Excavations resumed for a few weeks this summer at Dhaskalio Kavos - Kavos for short - on the tiny island of Keros, after a lull of nearly 20 years. The problem with the site had been that it was disturbed by looters, who made a lucrative trade in the 1960s of the now famous minimalist Cycladic figurines. As a result, archaeologists could never be sure whether fragments of the Cycladic statuettes had been smashed in antiquity or more recently by smugglers.

That puzzle has now been solved by this year's excavation on an undisturbed patch of the site dating to 2,500BC.

"All the material found was already broken in fragments before it became buried in ancient times. Moreover, the rarity of joining pieces (as well as the different degree of weathering of the fragments) makes clear that they were broken elsewhere and that they were brought, already in fragmentary form," says an announcement from the team of Greek and British archaeologists who head the dig.

The puzzle of the broken fragments has come to be known as the "Keros enigma". The materials come from as far away as Naxos, Amorgos, Syros and probably mainland Greece, they say, making Dhaskalio Kavos "the first major ritual centre of Aegean prehistory".

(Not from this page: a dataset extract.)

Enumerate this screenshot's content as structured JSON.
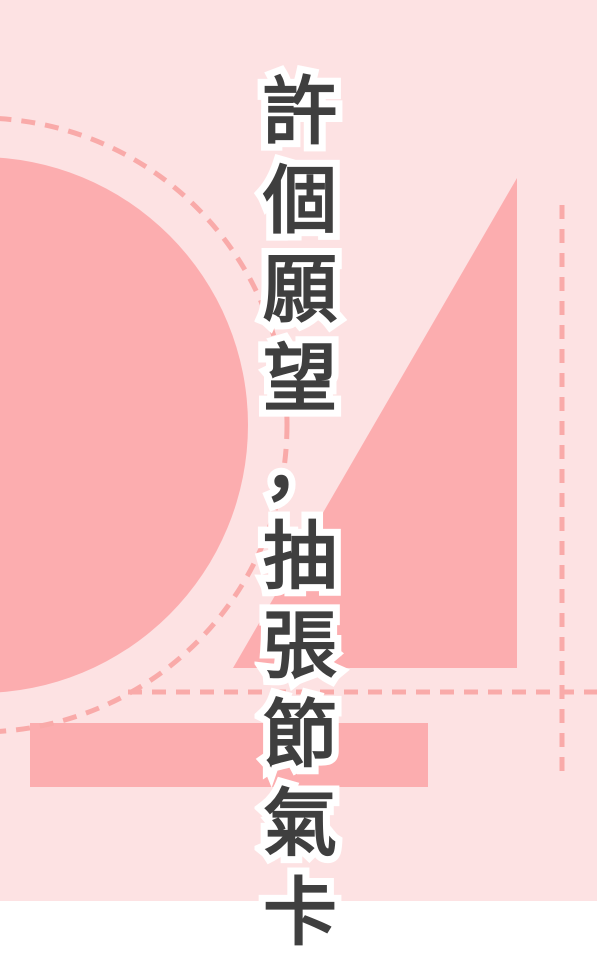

Archaeologists, led by Colin Renfrew of the University of Cambridge, say they were overwhelmed by the sheer volume of finds. "The quantities of such material (fine pottery, marble objects) found at this site rivals the total of the finds excavated from all the known Cycladic cemeteries," the announcement says. They have ruled out the possibility that the site was a cemetery, because teeth would never turn up among the sherds.

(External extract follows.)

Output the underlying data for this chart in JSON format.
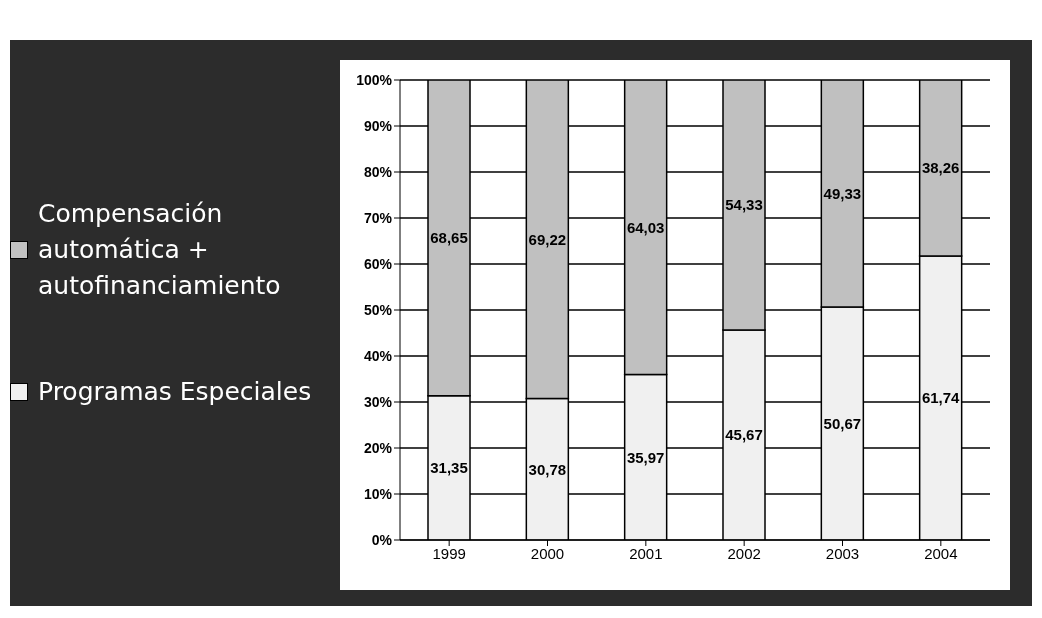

They suggest that the rituals may have spanned enormous distances across the Aegean, and taken many days to complete. "The rituals involving breakage may have been initiated elsewhere, with the ritual deposition at Kavos on Keros forming the last phase in a more complex process."

Next summer's excavation is expected to reveal whether there was a sanctuary at Kavos and attempt to find a contemporary settlement on the nearby islet of Dhaskalio. Joining Colin Renfrew on the current dig are Neil Brodie (also from the University of Cambridge), Olga Philaniotou (Greek Archaeological Service) and George Gavalas.